Características do delito Tutela-se a liberdade individual de querer, ou seja, a autodeterminação da vontade e da ação, incluindo-se, assim, a liberdade física e psíquica da vítima. É o dispositivo corolário do art. 5º, II, da Constituição Federal: Ninguém será obrigado a fazer ou deixar de fazer alguma coisa senão em virtude de lei. Assegura-se assim ao individuo o direito de fazer tudo o que a lei não proibir, não podendo ser obrigado a fazer senão aquilo que a lei lhe impuser. Sujeito ativo O constrangimento ilegal é crime comum, podendo ser praticado por qualquer pessoa. Entretanto, se o agente for funcionário público, praticando crime no exercício de suas funções, ocorrerá outro tipo penal (arts. 322 e 350 do CP e art. 3º da Lei nº 4.898/65). Sujeito passivo É sujeito passivo do delito a pessoa física que possui capacidade de querer. Excluídos estão como sujeitos passivos, os doentes mentais, o ébrio total, as crianças de tenra idade e as pessoas inconscientes. Serão estes, porém, objeto do crime quando o constrangimento se exercer contra seus representantes, forçando-os a permitir que se faça algo com relação aos incapazes. A violência pode ser exercida contra pessoa diversa daquela a que se procura constranger. Momento consumativo Consuma-se o crime de constrangimento ilegal quando o ofendido faz ou deixa de fazer aquilo a que foi constrangido. Deve-se ter presente que não se trata de crime de mera atividade, que se consuma com a simples ação mas crime de lesão que tem uma execução complexa,exigindo duplicidade comportamental: a ação coativa do sujeito ativo e a atividade coagida do sujeito passivo, fazendo ou não aquilo a que foi constrangido. Assim, consuma-se o crime quando o

constrangido, em razão de violência ou grave ameaça sofrida, começa a obedecer ou não obedecer à imposição do sujeito ativo. Enquanto o coagido não ceder a vontade do sujeito ativo, isto é, enquanto não der inicio ao fazer ou não fazer ,a violência ou grave ameaça poderão configurar somente em tentativa.
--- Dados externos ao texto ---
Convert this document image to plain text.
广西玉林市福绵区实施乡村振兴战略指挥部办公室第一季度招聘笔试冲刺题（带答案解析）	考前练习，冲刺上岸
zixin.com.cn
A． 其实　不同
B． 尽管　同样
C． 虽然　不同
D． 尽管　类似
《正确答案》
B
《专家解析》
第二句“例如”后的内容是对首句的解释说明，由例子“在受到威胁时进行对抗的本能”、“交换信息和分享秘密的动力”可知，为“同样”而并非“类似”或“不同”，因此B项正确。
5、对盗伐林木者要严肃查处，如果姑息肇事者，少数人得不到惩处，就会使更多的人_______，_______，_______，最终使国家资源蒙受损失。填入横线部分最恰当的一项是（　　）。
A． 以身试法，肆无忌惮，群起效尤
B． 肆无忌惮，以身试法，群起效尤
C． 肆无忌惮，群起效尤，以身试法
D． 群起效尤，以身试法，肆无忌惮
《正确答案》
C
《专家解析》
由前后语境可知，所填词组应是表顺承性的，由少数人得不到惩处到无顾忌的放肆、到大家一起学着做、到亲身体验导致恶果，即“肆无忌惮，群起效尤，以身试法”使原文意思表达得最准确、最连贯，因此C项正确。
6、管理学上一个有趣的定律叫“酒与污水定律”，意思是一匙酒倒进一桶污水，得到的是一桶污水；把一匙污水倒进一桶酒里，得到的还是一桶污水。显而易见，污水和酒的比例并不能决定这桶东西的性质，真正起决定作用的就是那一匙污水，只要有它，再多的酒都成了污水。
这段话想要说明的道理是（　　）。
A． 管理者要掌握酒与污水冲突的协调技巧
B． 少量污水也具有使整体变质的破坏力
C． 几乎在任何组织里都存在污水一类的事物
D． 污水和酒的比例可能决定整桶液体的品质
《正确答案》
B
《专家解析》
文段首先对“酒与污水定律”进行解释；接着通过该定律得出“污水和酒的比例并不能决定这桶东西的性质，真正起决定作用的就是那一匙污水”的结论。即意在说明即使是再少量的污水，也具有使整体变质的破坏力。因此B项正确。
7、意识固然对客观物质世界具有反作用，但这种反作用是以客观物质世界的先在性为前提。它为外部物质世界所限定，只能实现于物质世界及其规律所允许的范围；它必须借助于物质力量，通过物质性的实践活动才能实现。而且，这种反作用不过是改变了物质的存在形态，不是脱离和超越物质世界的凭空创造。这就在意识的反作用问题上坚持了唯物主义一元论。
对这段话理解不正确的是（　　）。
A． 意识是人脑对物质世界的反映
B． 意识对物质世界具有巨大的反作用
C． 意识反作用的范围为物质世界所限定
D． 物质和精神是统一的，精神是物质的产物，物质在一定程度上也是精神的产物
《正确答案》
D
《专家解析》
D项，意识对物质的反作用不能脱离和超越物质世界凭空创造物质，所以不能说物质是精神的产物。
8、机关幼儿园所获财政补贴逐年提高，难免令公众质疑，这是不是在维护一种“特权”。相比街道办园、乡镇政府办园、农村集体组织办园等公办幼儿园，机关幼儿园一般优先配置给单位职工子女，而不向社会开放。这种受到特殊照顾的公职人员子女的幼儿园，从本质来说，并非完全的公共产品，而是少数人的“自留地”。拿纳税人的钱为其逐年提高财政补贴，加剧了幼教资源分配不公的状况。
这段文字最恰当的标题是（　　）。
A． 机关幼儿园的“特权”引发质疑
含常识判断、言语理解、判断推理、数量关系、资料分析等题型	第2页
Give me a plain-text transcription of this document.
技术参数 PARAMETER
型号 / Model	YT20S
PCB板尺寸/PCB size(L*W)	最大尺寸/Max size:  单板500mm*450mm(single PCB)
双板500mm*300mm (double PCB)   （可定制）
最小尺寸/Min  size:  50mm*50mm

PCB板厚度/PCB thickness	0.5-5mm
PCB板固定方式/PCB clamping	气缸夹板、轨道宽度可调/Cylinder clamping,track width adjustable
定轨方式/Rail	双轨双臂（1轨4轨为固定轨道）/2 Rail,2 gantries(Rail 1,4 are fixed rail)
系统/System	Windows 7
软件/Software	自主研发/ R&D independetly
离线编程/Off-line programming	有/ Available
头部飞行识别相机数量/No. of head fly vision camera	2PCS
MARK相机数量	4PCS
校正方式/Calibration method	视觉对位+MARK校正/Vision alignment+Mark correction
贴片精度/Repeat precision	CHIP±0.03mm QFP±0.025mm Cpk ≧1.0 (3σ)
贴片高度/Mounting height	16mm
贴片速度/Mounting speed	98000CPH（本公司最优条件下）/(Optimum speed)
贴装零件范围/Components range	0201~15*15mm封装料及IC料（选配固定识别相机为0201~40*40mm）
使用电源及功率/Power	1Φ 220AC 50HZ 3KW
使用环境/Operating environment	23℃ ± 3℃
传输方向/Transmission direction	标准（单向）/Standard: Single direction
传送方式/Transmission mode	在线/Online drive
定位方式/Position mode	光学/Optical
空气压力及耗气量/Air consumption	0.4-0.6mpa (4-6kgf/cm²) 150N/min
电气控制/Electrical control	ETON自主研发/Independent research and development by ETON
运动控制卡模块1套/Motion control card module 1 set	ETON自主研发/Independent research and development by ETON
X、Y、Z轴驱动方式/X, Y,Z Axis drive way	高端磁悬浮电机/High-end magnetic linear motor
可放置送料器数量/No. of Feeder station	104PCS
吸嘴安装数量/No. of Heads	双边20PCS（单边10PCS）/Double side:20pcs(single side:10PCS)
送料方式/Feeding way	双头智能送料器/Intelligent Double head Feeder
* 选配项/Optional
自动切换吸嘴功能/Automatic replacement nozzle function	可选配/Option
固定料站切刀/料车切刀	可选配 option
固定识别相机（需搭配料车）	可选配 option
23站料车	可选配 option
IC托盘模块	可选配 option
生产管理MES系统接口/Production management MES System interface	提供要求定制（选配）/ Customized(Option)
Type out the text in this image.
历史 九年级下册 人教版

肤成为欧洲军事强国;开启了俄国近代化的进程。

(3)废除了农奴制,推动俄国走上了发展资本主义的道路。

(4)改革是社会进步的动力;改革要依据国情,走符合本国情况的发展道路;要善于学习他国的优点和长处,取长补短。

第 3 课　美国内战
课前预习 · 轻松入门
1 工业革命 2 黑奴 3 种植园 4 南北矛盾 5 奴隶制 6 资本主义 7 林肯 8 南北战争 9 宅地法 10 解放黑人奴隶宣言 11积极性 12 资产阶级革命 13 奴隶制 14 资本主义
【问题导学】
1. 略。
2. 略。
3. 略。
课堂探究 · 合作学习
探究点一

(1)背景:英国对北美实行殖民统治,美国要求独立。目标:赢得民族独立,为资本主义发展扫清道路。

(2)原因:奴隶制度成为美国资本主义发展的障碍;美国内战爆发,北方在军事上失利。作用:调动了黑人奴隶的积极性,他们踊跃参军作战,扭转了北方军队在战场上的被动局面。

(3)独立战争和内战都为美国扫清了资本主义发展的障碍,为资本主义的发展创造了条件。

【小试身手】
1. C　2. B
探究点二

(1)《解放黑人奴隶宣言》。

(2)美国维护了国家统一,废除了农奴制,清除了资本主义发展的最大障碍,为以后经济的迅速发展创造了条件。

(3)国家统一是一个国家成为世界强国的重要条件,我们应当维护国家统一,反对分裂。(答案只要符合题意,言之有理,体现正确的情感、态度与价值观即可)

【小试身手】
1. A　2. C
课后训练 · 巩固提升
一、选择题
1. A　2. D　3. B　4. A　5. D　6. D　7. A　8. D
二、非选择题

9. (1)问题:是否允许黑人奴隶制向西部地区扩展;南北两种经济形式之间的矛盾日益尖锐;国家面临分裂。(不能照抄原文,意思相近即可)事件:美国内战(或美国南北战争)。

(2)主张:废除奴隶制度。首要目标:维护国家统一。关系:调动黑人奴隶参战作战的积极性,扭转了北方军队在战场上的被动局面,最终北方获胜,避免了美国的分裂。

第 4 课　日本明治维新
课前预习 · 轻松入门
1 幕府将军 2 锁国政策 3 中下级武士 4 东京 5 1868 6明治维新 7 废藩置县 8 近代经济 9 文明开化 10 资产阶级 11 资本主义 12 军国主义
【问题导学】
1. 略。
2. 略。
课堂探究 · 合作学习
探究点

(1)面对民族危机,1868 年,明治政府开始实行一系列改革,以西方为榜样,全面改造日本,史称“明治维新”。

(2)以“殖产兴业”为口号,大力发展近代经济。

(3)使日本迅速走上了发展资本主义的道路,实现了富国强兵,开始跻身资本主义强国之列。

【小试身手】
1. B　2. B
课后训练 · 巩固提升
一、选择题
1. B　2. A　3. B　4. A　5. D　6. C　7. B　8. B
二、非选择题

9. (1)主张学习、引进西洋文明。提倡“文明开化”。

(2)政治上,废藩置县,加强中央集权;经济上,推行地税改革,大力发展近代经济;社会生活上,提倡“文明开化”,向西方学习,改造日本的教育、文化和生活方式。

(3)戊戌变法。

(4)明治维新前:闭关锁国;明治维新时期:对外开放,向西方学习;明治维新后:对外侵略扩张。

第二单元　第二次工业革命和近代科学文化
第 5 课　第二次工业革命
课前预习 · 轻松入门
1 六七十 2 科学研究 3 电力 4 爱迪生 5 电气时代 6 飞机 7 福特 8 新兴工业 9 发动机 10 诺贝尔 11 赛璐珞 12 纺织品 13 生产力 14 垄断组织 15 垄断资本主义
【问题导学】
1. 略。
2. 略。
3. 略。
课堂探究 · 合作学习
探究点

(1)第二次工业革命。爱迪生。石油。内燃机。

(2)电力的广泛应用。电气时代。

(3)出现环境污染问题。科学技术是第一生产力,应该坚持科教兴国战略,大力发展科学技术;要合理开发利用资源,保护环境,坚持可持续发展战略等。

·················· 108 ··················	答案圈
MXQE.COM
Como crime material, admite a tentativa, que se verifica com o inicio da ação constrangedora, que pode ser fracionada. A exigência de uma execução complexa, com a ação do sujeito ativo, de um lado, e atividade do coagido, de outro, facilita a identificação do conatus. Podem ocorrer também às hipóteses de desistência voluntaria e arrependimento eficaz, respondendo o agente, é claro, pelos atos já executados, nos termos do art.15. Formas qualificadas Em dois casos qualificam-se o delito e as penas de detenção e multa, alternativas no crime simples, são ambas cumuladas e duplicadas. A primeira hipótese ocorre quando para a prática de um crime, se reúnem mais de três pessoas (art.146, 1º, 1ª parte). Exige-se, no caso, que cada participe do ato executivo do crime e, eventualmente, poderá haver concurso material com o delito de quadrilha ou bando (art. 288). Na segunda hipótese de crime qualificado é aquela em que há emprego de arma (art. 146, 1º, 2ª parte). É necessário que a arma (própria ou imprópria) seja utilizada pelo agente, para lesionar ou ameaçar, não se configurando o agravamento pelo simples porte dela. Entende-se inexistir a qualificadora quando se trata de arma simulada. Natureza subsidiária Não é recomendável afirmar, simplesmente , que é um crime tipicamente subsidiário; ao contrário, o 2º determina que, além das penas cominadas, aplicam-se as correspondentes à violência ; logo, o constrangimento ilegal não é sempre absorvido pela violência. Na verdade, somente haverá a subsidiariedade naqueles crimes em que o constrangimento constituir meio de realização ou for seu elemento integrante, tais como roubo, extorsão, estupro, atentado violento ao pudor

etc., ficando o constrangimento ilegal absorvido. Assim, pode-se admitir que se trate de um crime, eventualmente subsidiário. Por isso, parece mais adequado adotar a terminologia preferida por Manzini, segundo o qual se trata de um meio repressivo suplementar , que subsiste somente quando não é meio ou elemento constitutivo de outro crime. Quando determinado comportamento, mesmo tipificado, como ocorre com constrangimento ilegal , constitui meio executivo ou elemento constitutivo de outro crime, integra a definição típica deste, configurando fato único, que é objeto de um único e mesmo dolo, como pó exemplo: roubar, extorquir, estuprar, atentar contra o pudor etc. Contudo, o fim pretendido nesses crimes referidos, não é somente o constrangimento de fazer o que a lei não obriga ou abster o que a lei não proíbe, mas vai além objetiva atingir outros bens jurídicos sendo constrangimento, nesses casos, o meio normal e natural para a realização da conduta pretendida; este é parte de um todo, integrando o iter criminis já em sua fase executória. O fim proposto, efetivamente, é maior, mais abrangente, mais danoso, do qual o constrangimento apenas qualifica a natureza do modus operandi, como ocorre nos antes referidos crimes de roubo, extorsão, estupro, atentado violento ao pudor etc., pois nesses crimes o constrangimento constitui elementar típica, ficando subsumido, como figura subsidiária. Exemplo: Incorre no delito de constrangimento ilegal marido que constrange a mulher, sob grave ameaça com arma de fogo, a acompanhá-lo até a residência dos pais dela, sendo irrelevante que intento final de tal coação (reconciliação do casal) não tenha sido atingido.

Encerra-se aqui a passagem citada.